MAHKEMESİ :Asliye Hukuk Mahkemesi
Davacı vekili tarafından, davalı aleyhine 09.01.2007 gününde verilen dilekçe ile ölünceye kadar bakma akdine dayalı tapu iptali ve tescil istenmesi üzerine yapılan duruşma sonunda; davanın kısmen kabulüne dair verilen 31.07.2008 günlü hükmün Yargıtayca incelenmesi davalı vekili tarafından istenilmekle süresinde olduğu anlaşılan temyiz dilekçesinin kabulüne karar verildikten sonra dosya ve içerisindeki bütün kağıtlar incelenerek gereği düşünüldü:
K A R A R
Dava, ölünceye kadar bakım sözleşmesine dayalı tapu iptali ve tescil istemine ilişkindir.
Davalı, davacının bakım borcunu yerine getirmediğini, yapılan tasarrufun mirastan mal kaçırmaya yönelik olduğunu, muvazaalı yapıldığını savunmuştur.
Mahkemece, davanın kısmen kabulüne karar verilmiştir.
Hükmü, davalı vekili temyiz etmiştir.
Kaynağını Borçlar Kanununun 511. ve devamı maddelerinden alan ölünceye kadar bakım sözleşmesi taraflarına hak ve borçlar yükleyen bazı yönleriyle talih ve tesadüfe bağlı ivazlı sözleşme türlerindendir. Bu sözleşmeyle bakım borçlusu, bakım alacaklısını bakıp gözetmek yükümlülüğü altına girerken, bakım alacaklısı da sözleşme konusu mamelek veya bazı malların mülkiyetini bakım borçlusuna geçirmekle mükelleftir. Ölünceye kadar bakım sözleşmesinin geçerliliği için bakım alacaklısının sözleşmenin yapıldığı tarihte bakım ihtiyacı içinde olması gerekmez. Bakım ihtiyacı sözleşmeden sonra da doğabilir.
Ölünceye kadar bakım sözleşmelerinde, bakım borçlusunun edimini yerine getirmediği savunması, sözleşmenin bakım borcu yerine getirilmediği iddiası ile feshini isteme hakkı kural olarak bakım alacaklısına aittir. Onun sağlığında kullanmadığı bu hakkı ileride mirasçıların dile getirmesi iyiniyet kuralları ile bağdaşmadığından dinlenmez.

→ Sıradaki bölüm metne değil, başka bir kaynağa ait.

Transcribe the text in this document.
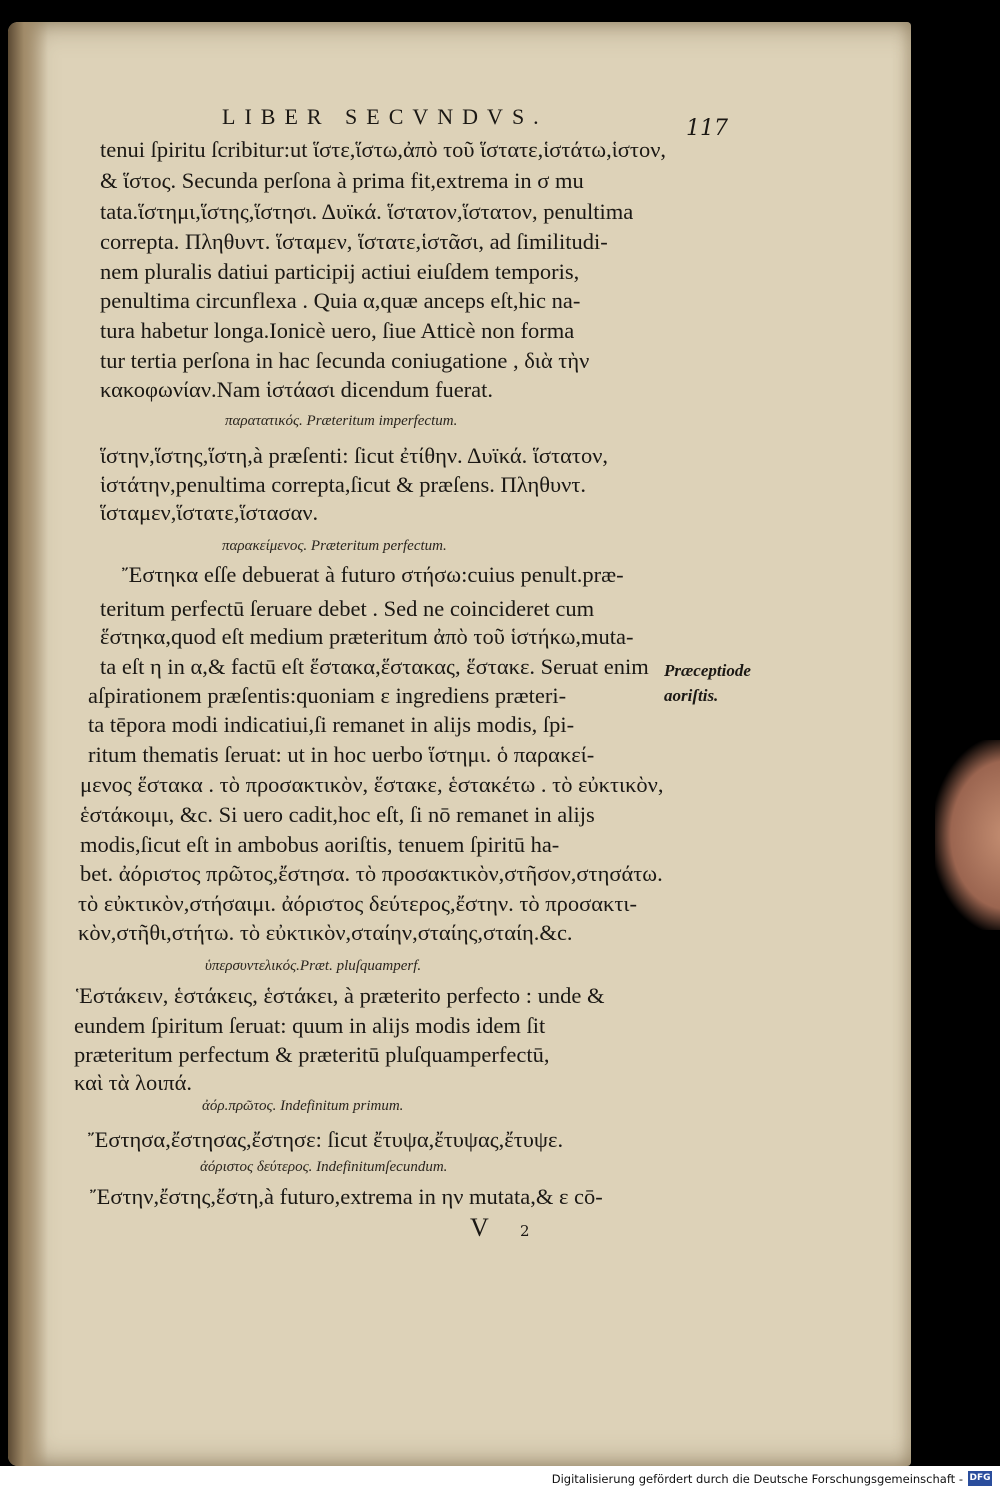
LIBER SECVNDVS.	117
tenui ſpiritu ſcribitur:ut ἵστε,ἵστω,ἀπὸ τοῦ ἵστατε,ἱστάτω,ἱστον,
& ἵστος. Secunda perſona à prima fit,extrema in σ mu
tata.ἵστημι,ἵστης,ἵστησι. Δυϊκά. ἵστατον,ἵστατον, penultima
correpta. Πληθυντ. ἵσταμεν, ἵστατε,ἱστᾶσι, ad ſimilitudi-
nem pluralis datiui participij actiui eiuſdem temporis,
penultima circunflexa . Quia α,quæ anceps eſt,hic na-
tura habetur longa.Ionicè uero, ſiue Atticè non forma
tur tertia perſona in hac ſecunda coniugatione , διὰ τὴν
κακοφωνίαν.Nam ἱστάασι dicendum fuerat.
παρατατικός. Præteritum imperfectum.
ἵστην,ἵστης,ἵστη,à præſenti: ſicut ἐτίθην. Δυϊκά. ἵστατον,
ἱστάτην,penultima correpta,ſicut & præſens. Πληθυντ.
ἵσταμεν,ἵστατε,ἵστασαν.
παρακείμενος. Præteritum perfectum.
Ἔστηκα eſſe debuerat à futuro στήσω:cuius penult.præ-
teritum perfectū ſeruare debet . Sed ne coincideret cum
ἕστηκα,quod eſt medium præteritum ἀπὸ τοῦ ἱστήκω,muta-
ta eſt η in α,& factū eſt ἕστακα,ἕστακας, ἕστακε. Seruat enim
aſpirationem præſentis:quoniam ε ingrediens præteri-
ta tēpora modi indicatiui,ſi remanet in alijs modis, ſpi-
ritum thematis ſeruat: ut in hoc uerbo ἵστημι. ὁ παρακεί-
μενος ἕστακα . τὸ προσακτικὸν, ἕστακε, ἑστακέτω . τὸ εὐκτικὸν,
ἑστάκοιμι, &c. Si uero cadit,hoc eſt, ſi nō remanet in alijs
modis,ſicut eſt in ambobus aoriſtis, tenuem ſpiritū ha-
bet. ἀόριστος πρῶτος,ἔστησα. τὸ προσακτικὸν,στῆσον,στησάτω.
τὸ εὐκτικὸν,στήσαιμι. ἀόριστος δεύτερος,ἔστην. τὸ προσακτι-
κὸν,στῆθι,στήτω. τὸ εὐκτικὸν,σταίην,σταίης,σταίη.&c.
Præceptiode
aoriſtis.
ὑπερσυντελικός.Præt. pluſquamperf.
Ἑστάκειν, ἑστάκεις, ἑστάκει, à præterito perfecto : unde &
eundem ſpiritum ſeruat: quum in alijs modis idem ſit
præteritum perfectum & præteritū pluſquamperfectū,
καὶ τὰ λοιπά.
ἀόρ.πρῶτος. Indefinitum primum.
Ἔστησα,ἔστησας,ἔστησε: ſicut ἔτυψα,ἔτυψας,ἔτυψε.
ἀόριστος δεύτερος. Indefinitumſecundum.
Ἔστην,ἔστης,ἔστη,à futuro,extrema in ην mutata,& ε cō-
V 2
Digitalisierung gefördert durch die Deutsche Forschungsgemeinschaft - DFG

Somut olayda; davalı, ölünceye kadar bakım sözleşmesinin mirasçılardan mal kaçırmak amacıyla yapıldığını ileri sürmüştür. Gerçekten, bakım sözleşmesinin bakım gözetme karşılığı değil de mirasçılardan mal kaçırmak amacıyla yapıldığının savunulması olanaklıdır. Bu durumda da savunmanın 01.04.1974 tarihli, 1/2 Yargıtay İçtihadı Birleştirme Büyük Genel Kurulu Kararında konulan ilkeler doğrultusunda incelenmesi gerekir. Bunun için de mahkemece bakım sözleşmesinin alacaklısı olan murisin yaşı, fiziki ve genel sağlık durumunun ne olduğu, içinde yaşadığı ailenin genel durumu, muris ile aile arasındaki ilişkilerin gidişi, elinde başkaca mal kalıp kalmadığı, yapılan temlikin tüm malvarlığını kapsayıp kapsamadığı hususları tarafların bu konudaki delilleri toplanarak incelenmeli, davalının diğer mirasçılardan mal kaçırma savunmaları değerlendirilerek sonucuna göre bir hüküm kurulmalıdır.
Eksik inceleme ve araştırmayla yazılı şekilde hüküm kurulması doğru görülmediğinden hükmün bozulması gerekmiştir.
SONUÇ: Temyiz itirazlarının yukarıda yazılı nedenle kabulü ile hükmün davacı yararına BOZULMASINA, peşin yatırılan temyiz harcının istek halinde yatırana iadesine, 23.02.2010 tarihinde oybirliği ile karar verildi.